Operating system support¶
For platforms we support, like Debian and Ubuntu, Zulip aims to support all versions of the upstream operating systems that are fully supported by the vendor. We document how to correctly upgrade the operating system for a Zulip server, including how to correctly chain upgrades when the latest Zulip release no longer supports your OS.
Note that we consider Ubuntu interim releases, which only have 8 months of security support, to be betas, not releases, and do not support them in production.
The Zulip server project uses several GitHub labels to structure communication within the project about priorities:
The high priority label tags issues that we consider important. This label is meant to be a determination of importance that can be done quickly and then used as an input to planning processes.
The release goal label is used for work that we hope to include in the next major release.

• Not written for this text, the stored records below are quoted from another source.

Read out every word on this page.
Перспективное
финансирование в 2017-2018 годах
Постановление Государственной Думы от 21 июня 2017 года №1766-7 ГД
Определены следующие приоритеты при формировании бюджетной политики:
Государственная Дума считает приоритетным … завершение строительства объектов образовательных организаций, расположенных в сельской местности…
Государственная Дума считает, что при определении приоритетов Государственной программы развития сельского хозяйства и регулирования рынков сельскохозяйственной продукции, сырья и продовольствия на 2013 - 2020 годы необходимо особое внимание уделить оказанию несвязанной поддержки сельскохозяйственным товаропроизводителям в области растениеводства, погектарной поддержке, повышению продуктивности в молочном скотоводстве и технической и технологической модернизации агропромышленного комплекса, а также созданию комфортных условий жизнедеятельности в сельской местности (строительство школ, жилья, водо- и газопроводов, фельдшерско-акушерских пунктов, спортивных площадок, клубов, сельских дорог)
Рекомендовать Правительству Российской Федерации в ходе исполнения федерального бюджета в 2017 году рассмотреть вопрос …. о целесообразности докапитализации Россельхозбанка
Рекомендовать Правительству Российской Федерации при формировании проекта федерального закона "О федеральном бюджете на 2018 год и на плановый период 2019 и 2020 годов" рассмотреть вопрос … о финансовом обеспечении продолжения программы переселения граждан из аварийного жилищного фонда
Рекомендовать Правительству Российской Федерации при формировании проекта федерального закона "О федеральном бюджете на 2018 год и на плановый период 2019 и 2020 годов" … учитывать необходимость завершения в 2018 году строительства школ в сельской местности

The related post release label is used to track work we want to focus on shortly after the next major release.
The Zulip community feels strongly that all the little issues are, in aggregate, just as important as the big things. Most resolved issues do not have any of these priority labels.
We welcome participation from our user community in influencing the Zulip roadmap. If a bug or missing feature is causing significant pain for you, we’d love to hear from you, either in chat.zulip.org or on the relevant GitHub issue. Please an include an explanation of your use case: such details can be extremely helpful in designing appropriately general solutions, and also helps us identify cases where an existing solution can solve your problem. See Reporting issues for more details.
Zulip’s client apps officially support all Zulip server versions (and Git commits) released in the previous 18 months, matching the behavior of our upgrade nag.
The Zulip mobile apps release new versions from the development branch frequently (usually every couple weeks). Except when fixing a critical bug, releases are first published to our beta channels.
The Zulip desktop apps are implemented in Electron, the browser-based desktop application framework used by essentially all modern chat applications. The Zulip UI in these apps is served from the Zulip server (and thus can vary between tabs when it is connected to organizations hosted by different servers).
The desktop apps automatically update soon after each new release. Because Zulip’s desktop apps are implemented in Electron and thus contain a Chromium browser, security-conscious users should leave automatic updates enabled or otherwise arrange to promptly upgrade all users after a new security release.
New desktop app releases rarely contain new features, because the desktop app tab inherits its features from the Zulip server/web app. However, it is important to upgrade because they often contain important security or OS compatibility fixes from the upstream Chromium project.
The Zulip server supports blocking access or displaying a warning to users attempting to access the server with extremely old or known insecure versions of the Zulip desktop and mobile apps, with an error message telling the user to upgrade.